Episodes consist of 1–4 chapters and usually involve Tang Sanzang being captured and having his life threatened while his disciples try to find an ingenious (and often violent) way of liberating him. Although some of Tang Sanzang's predicaments are political and involve ordinary human beings, they more frequently consist of run-ins with various demons, many of whom turn out to be earthly manifestations of heavenly beings (whose sins will be negated by eating the flesh of Tang Sanzang) or animal-spirits with enough Taoist spiritual merit to assume semi-human forms.

Chapters 13–22 do not follow this structure precisely, as they introduce Tang Sanzang's disciples, who, inspired or goaded by Guanyin, meet and agree to serve him along the way in order to atone for their sins in their past lives.

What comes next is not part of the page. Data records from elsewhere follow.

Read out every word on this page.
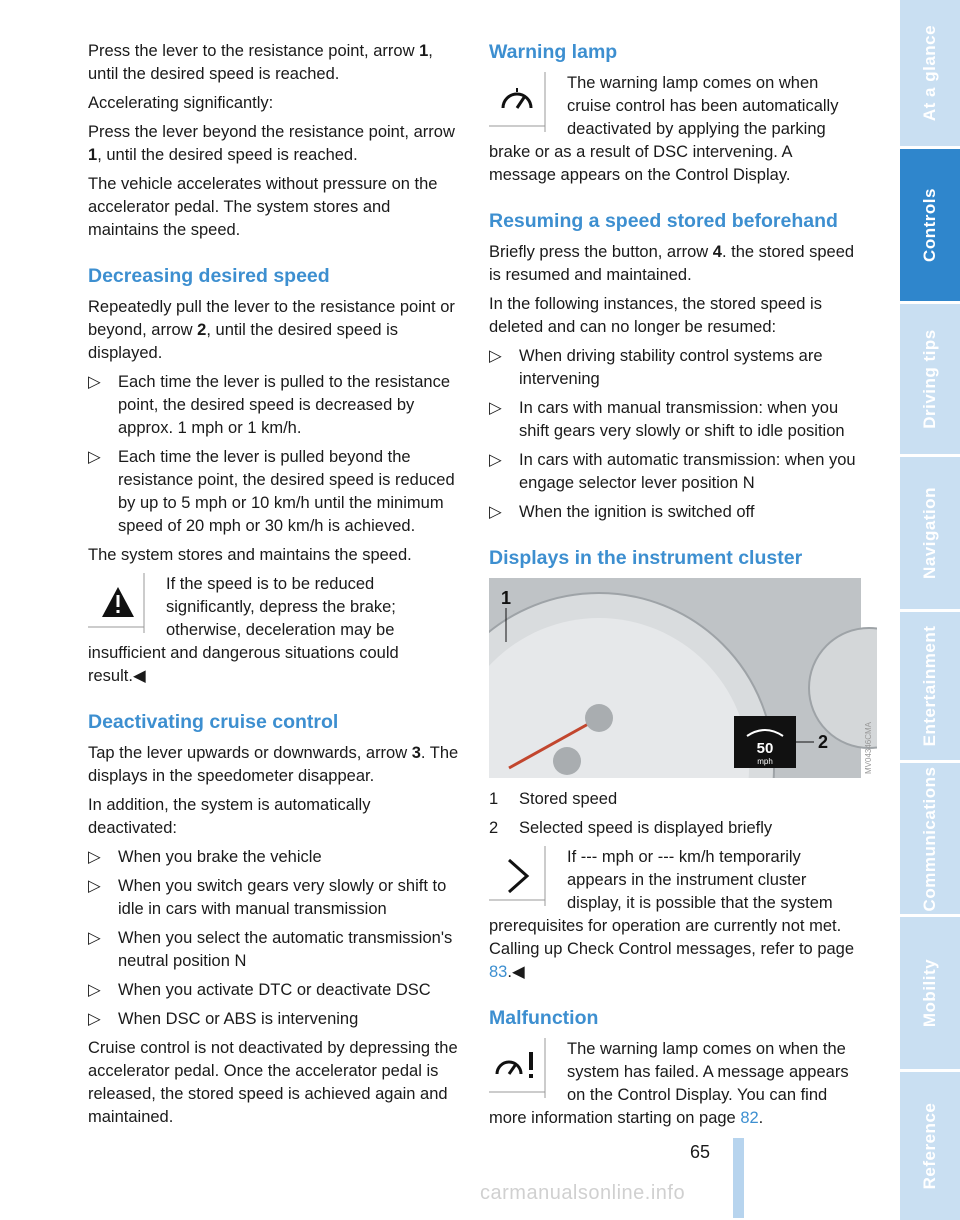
Press the lever to the resistance point, arrow 1, until the desired speed is reached.

Accelerating significantly:

Press the lever beyond the resistance point, arrow 1, until the desired speed is reached.

The vehicle accelerates without pressure on the accelerator pedal. The system stores and maintains the speed.

Decreasing desired speed

Repeatedly pull the lever to the resistance point or beyond, arrow 2, until the desired speed is displayed.

▷ Each time the lever is pulled to the resistance point, the desired speed is decreased by approx. 1 mph or 1 km/h.
▷ Each time the lever is pulled beyond the resistance point, the desired speed is reduced by up to 5 mph or 10 km/h until the minimum speed of 20 mph or 30 km/h is achieved.

The system stores and maintains the speed.

If the speed is to be reduced significantly, depress the brake; otherwise, deceleration may be insufficient and dangerous situations could result.◀
Deactivating cruise control

Tap the lever upwards or downwards, arrow 3. The displays in the speedometer disappear.

In addition, the system is automatically deactivated:

▷ When you brake the vehicle
▷ When you switch gears very slowly or shift to idle in cars with manual transmission
▷ When you select the automatic transmission's neutral position N
▷ When you activate DTC or deactivate DSC
▷ When DSC or ABS is intervening

Cruise control is not deactivated by depressing the accelerator pedal. Once the accelerator pedal is released, the stored speed is achieved again and maintained.

Warning lamp
The warning lamp comes on when cruise control has been automatically deactivated by applying the parking brake or as a result of DSC intervening. A message appears on the Control Display.
Resuming a speed stored beforehand

Briefly press the button, arrow 4. the stored speed is resumed and maintained.

In the following instances, the stored speed is deleted and can no longer be resumed:

▷ When driving stability control systems are intervening
▷ In cars with manual transmission: when you shift gears very slowly or shift to idle position
▷ In cars with automatic transmission: when you engage selector lever position N
▷ When the ignition is switched off
Displays in the instrument cluster
50
mph
2
1
MV04346CMA
1 Stored speed
2 Selected speed is displayed briefly
If --- mph or --- km/h temporarily appears in the instrument cluster display, it is possible that the system prerequisites for operation are currently not met.
Calling up Check Control messages, refer to page 83.◀
Malfunction
The warning lamp comes on when the system has failed. A message appears on the Control Display. You can find more information starting on page 82.
At a glance
Controls
Driving tips
Navigation
Entertainment
Communications
Mobility
Reference
65
carmanualsonline.info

 The first is Sun Wukong, or the Monkey King (or just "Monkey"), whose given name loosely means "Monkey Awakened to Emptiness (Śūnyatā)", trapped under a mountain by the Buddha for defying Heaven. He appears right away in chapter 13. The most intelligent, the most powerful and the most violent of the disciples, he is constantly reproved for his violence by Tang Sanzang. Ultimately, he can only be controlled by a magic gold ring that Guanyin has placed around his head, which causes him unbearable headaches when Tang Sanzang chants the Ring Tightening Mantra.  In the story, Sun Wukong is an allegorical representation of the human mind and thought and impulse.  
 The second, appearing in chapter 19, is Zhu Wuneng / Zhu Bajie, literally "Pig Awakened to Ability" and "Eight Precepts Pig," sometimes translated as Pigsy or just Pig. He was previously the Marshal of the Heavenly Canopy, a commander of Heaven's naval forces, and was banished to the mortal realm for harassing the moon goddess Chang'e. A reliable fighter, he is characterized by his insatiable appetites for food and women, and is constantly looking for a way out of his duties, which causes significant conflict with Sun Wukong. In the story, Zhu Bajie is an allegorical representation of base human nature (or the Id).  
 The third, appearing in chapter 22, is the river ogre Sha Wujing (literally "Sand Awakened to Purity"), also known as Friar Sand or Sandy. He was previously the celestial Curtain Lifting General, and was banished to the mortal realm for dropping (and shattering) a crystal goblet of the Queen Mother of the West. He is a quiet but generally dependable and hard-working character, who serves as the straight foil to the comic relief of Sun and Zhu. In the story, Sha Wujing is an allegorical representation of human obedience.
 The fourth is White Dragon Horse, the third son of the Dragon King of the West Sea, who was sentenced to death for setting fire to his father's great pearl. He was saved by Guanyin from execution to stay and wait for his call of duty. He has almost no speaking role, as throughout the story he mainly appears as a horse that Tang Sanzang rides on.  In the story, the White Dragon Horse is an allegorical representation of the human will.  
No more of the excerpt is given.